Beneficial Intelligence

Irrational Optimism

Sten Vesterli Season 2 Episode 13

In this episode of Beneficial Intelligence, I discuss irrational optimism. IT people are too optimistic. It is a natural consequence of our ability to build something from nothing. Our creations are not subject to gravity or other laws of physics. A builder cannot decide halfway through a construction project that he wants to swap out the foundation, but IT regularly changes the framework in mid-project. 

Similar optimism informs our project plans. For some reason, we assume that everything will go the way we plan it. Fred Brooks first wrote about programmer optimism in his classic "The Mythical Man-Month" back in 1975. He points out that there is indeed a certain probability that each task will be completed on schedule. But because modern IT projects consist of hundreds of tasks, the probability of every one going right is low. Even with an unrealistic 99% chance of success, having only 100 tasks reduces the overall probability of all tasks to finish on schedule to 37%. 

Sadly, our irrational optimism also extends to the business cases we present to management for our projects.  I am regularly presented with drafts of investor presentations that hopeful startups want to pitch. The optimism is palpable, but there is never any realistic consideration of all the things that can go wrong. 

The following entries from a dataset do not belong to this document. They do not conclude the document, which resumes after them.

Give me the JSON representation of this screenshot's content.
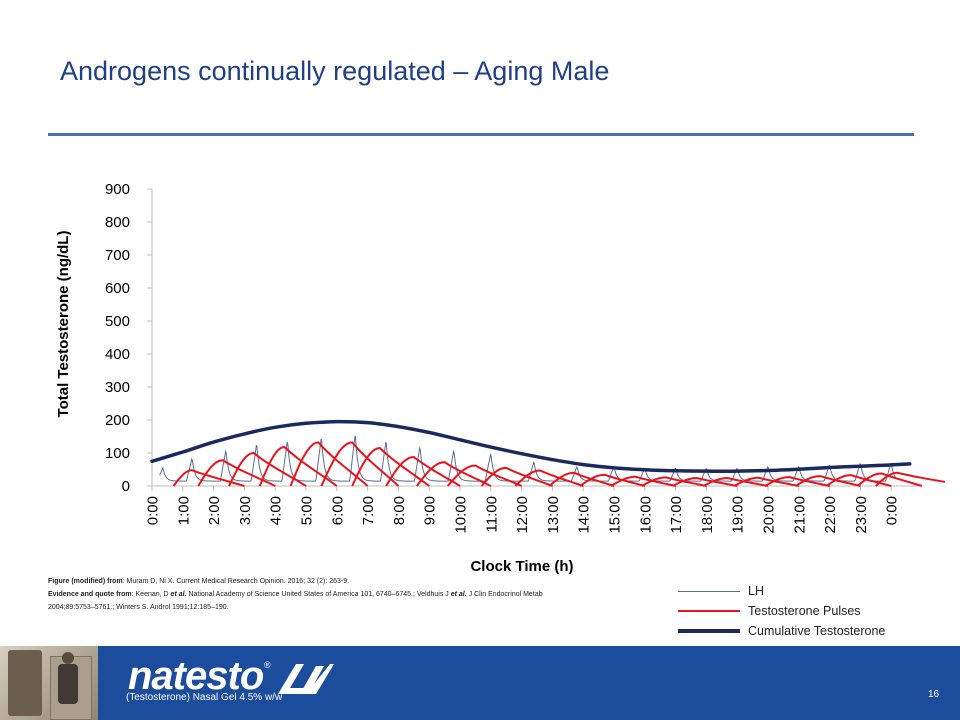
{
  "slide": {
    "title": "Androgens continually regulated – Aging Male",
    "page_number": "16"
  },
  "citation": {
    "line1_bold": "Figure (modified) from",
    "line1_text": ": Muram D, Ni X. Current Medical Research Opinion. 2016; 32 (2): 263-9.",
    "line2_bold": "Evidence and quote from",
    "line2_text_a": ": Keenan, D ",
    "line2_etal": "et al.",
    "line2_text_b": " National Academy of Science United States of America 101, 6740–6745.; Veldhuis J ",
    "line2_etal2": "et al.",
    "line2_text_c": " J Clin Endocrinol Metab",
    "line3_text": "2004;89:5753–5761.; Winters S. Androl 1991;12:185–190."
  },
  "footer": {
    "brand_name": "natesto",
    "brand_registered": "®",
    "brand_subtitle": "(Testosterone) Nasal Gel 4.5% w/w"
  },
  "colors": {
    "title": "#1f3f86",
    "title_rule": "#4b6fa8",
    "footer": "#1c4c9c",
    "lh": "#5a6b96",
    "pulses": "#e8141c",
    "cumulative": "#1b2a5e"
  },
  "chart_data": {
    "type": "line",
    "title": "",
    "xlabel": "Clock Time (h)",
    "ylabel": "Total Testosterone  (ng/dL)",
    "ylim": [
      0,
      900
    ],
    "yticks": [
      "0",
      "100",
      "200",
      "300",
      "400",
      "500",
      "600",
      "700",
      "800",
      "900"
    ],
    "xticks": [
      "0:00",
      "1:00",
      "2:00",
      "3:00",
      "4:00",
      "5:00",
      "6:00",
      "7:00",
      "8:00",
      "9:00",
      "10:00",
      "11:00",
      "12:00",
      "13:00",
      "14:00",
      "15:00",
      "16:00",
      "17:00",
      "18:00",
      "19:00",
      "20:00",
      "21:00",
      "22:00",
      "23:00",
      "0:00"
    ],
    "x_hours": [
      0,
      1,
      2,
      3,
      4,
      5,
      6,
      7,
      8,
      9,
      10,
      11,
      12,
      13,
      14,
      15,
      16,
      17,
      18,
      19,
      20,
      21,
      22,
      23,
      24
    ],
    "grid": false,
    "legend_position": "bottom-right",
    "series": [
      {
        "name": "LH",
        "style": "thin-line",
        "baseline": 15,
        "pulses": [
          {
            "t": 0.35,
            "peak": 55
          },
          {
            "t": 1.3,
            "peak": 85
          },
          {
            "t": 2.4,
            "peak": 110
          },
          {
            "t": 3.4,
            "peak": 130
          },
          {
            "t": 4.4,
            "peak": 140
          },
          {
            "t": 5.5,
            "peak": 150
          },
          {
            "t": 6.6,
            "peak": 160
          },
          {
            "t": 7.6,
            "peak": 140
          },
          {
            "t": 8.7,
            "peak": 120
          },
          {
            "t": 9.8,
            "peak": 110
          },
          {
            "t": 11.0,
            "peak": 100
          },
          {
            "t": 12.4,
            "peak": 75
          },
          {
            "t": 13.8,
            "peak": 60
          },
          {
            "t": 15.0,
            "peak": 60
          },
          {
            "t": 16.0,
            "peak": 55
          },
          {
            "t": 17.0,
            "peak": 55
          },
          {
            "t": 18.0,
            "peak": 55
          },
          {
            "t": 19.0,
            "peak": 55
          },
          {
            "t": 20.0,
            "peak": 60
          },
          {
            "t": 21.0,
            "peak": 60
          },
          {
            "t": 22.0,
            "peak": 65
          },
          {
            "t": 23.0,
            "peak": 70
          },
          {
            "t": 24.0,
            "peak": 70
          }
        ]
      },
      {
        "name": "Testosterone Pulses",
        "style": "thick-line",
        "pulses": [
          {
            "start": 0.7,
            "peak_t": 1.3,
            "peak": 48,
            "end": 3.0
          },
          {
            "start": 1.5,
            "peak_t": 2.3,
            "peak": 78,
            "end": 4.0
          },
          {
            "start": 2.5,
            "peak_t": 3.3,
            "peak": 100,
            "end": 5.0
          },
          {
            "start": 3.5,
            "peak_t": 4.3,
            "peak": 118,
            "end": 6.0
          },
          {
            "start": 4.5,
            "peak_t": 5.4,
            "peak": 132,
            "end": 7.0
          },
          {
            "start": 5.5,
            "peak_t": 6.5,
            "peak": 132,
            "end": 8.0
          },
          {
            "start": 6.5,
            "peak_t": 7.4,
            "peak": 115,
            "end": 9.0
          },
          {
            "start": 7.6,
            "peak_t": 8.5,
            "peak": 88,
            "end": 10.0
          },
          {
            "start": 8.6,
            "peak_t": 9.5,
            "peak": 72,
            "end": 11.0
          },
          {
            "start": 9.6,
            "peak_t": 10.5,
            "peak": 62,
            "end": 12.0
          },
          {
            "start": 10.7,
            "peak_t": 11.5,
            "peak": 55,
            "end": 13.0
          },
          {
            "start": 11.8,
            "peak_t": 12.6,
            "peak": 47,
            "end": 14.0
          },
          {
            "start": 12.9,
            "peak_t": 13.7,
            "peak": 40,
            "end": 15.0
          },
          {
            "start": 13.9,
            "peak_t": 14.7,
            "peak": 34,
            "end": 16.0
          },
          {
            "start": 14.9,
            "peak_t": 15.7,
            "peak": 28,
            "end": 17.0
          },
          {
            "start": 15.9,
            "peak_t": 16.7,
            "peak": 26,
            "end": 18.0
          },
          {
            "start": 16.9,
            "peak_t": 17.7,
            "peak": 24,
            "end": 19.0
          },
          {
            "start": 17.9,
            "peak_t": 18.7,
            "peak": 24,
            "end": 20.0
          },
          {
            "start": 18.9,
            "peak_t": 19.7,
            "peak": 25,
            "end": 21.0
          },
          {
            "start": 19.9,
            "peak_t": 20.7,
            "peak": 27,
            "end": 22.0
          },
          {
            "start": 20.9,
            "peak_t": 21.7,
            "peak": 30,
            "end": 23.0
          },
          {
            "start": 21.9,
            "peak_t": 22.7,
            "peak": 33,
            "end": 24.0
          },
          {
            "start": 22.9,
            "peak_t": 23.7,
            "peak": 38,
            "end": 25.0
          },
          {
            "start": 23.5,
            "peak_t": 24.2,
            "peak": 40,
            "end": 26.5
          }
        ]
      },
      {
        "name": "Cumulative Testosterone",
        "style": "bold-line",
        "x": [
          0,
          1,
          2,
          3,
          4,
          5,
          6,
          7,
          8,
          9,
          10,
          11,
          12,
          13,
          14,
          15,
          16,
          17,
          18,
          19,
          20,
          21,
          22,
          23,
          24,
          24.6
        ],
        "values": [
          75,
          103,
          133,
          158,
          178,
          190,
          195,
          192,
          180,
          162,
          140,
          118,
          98,
          80,
          65,
          55,
          49,
          46,
          45,
          45,
          47,
          51,
          56,
          60,
          64,
          67
        ]
      }
    ]
  }
}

As a CIO or CTO, you need to make sure you have some pessimists on your team. Not the kind of pessimists you find in Legal and Compliance, who are fighting tooth and nail to ensure no new project ever gets off the ground. But a kind of pragmatic pessimist who can look at your projects and business plans and tell you what might go wrong. These people are rather rare in IT organization, which is why this is one of the things I'm helping my customers with. Unless you add a counterweight to your IT organization, your projects will continue to fail due to irrational optimism.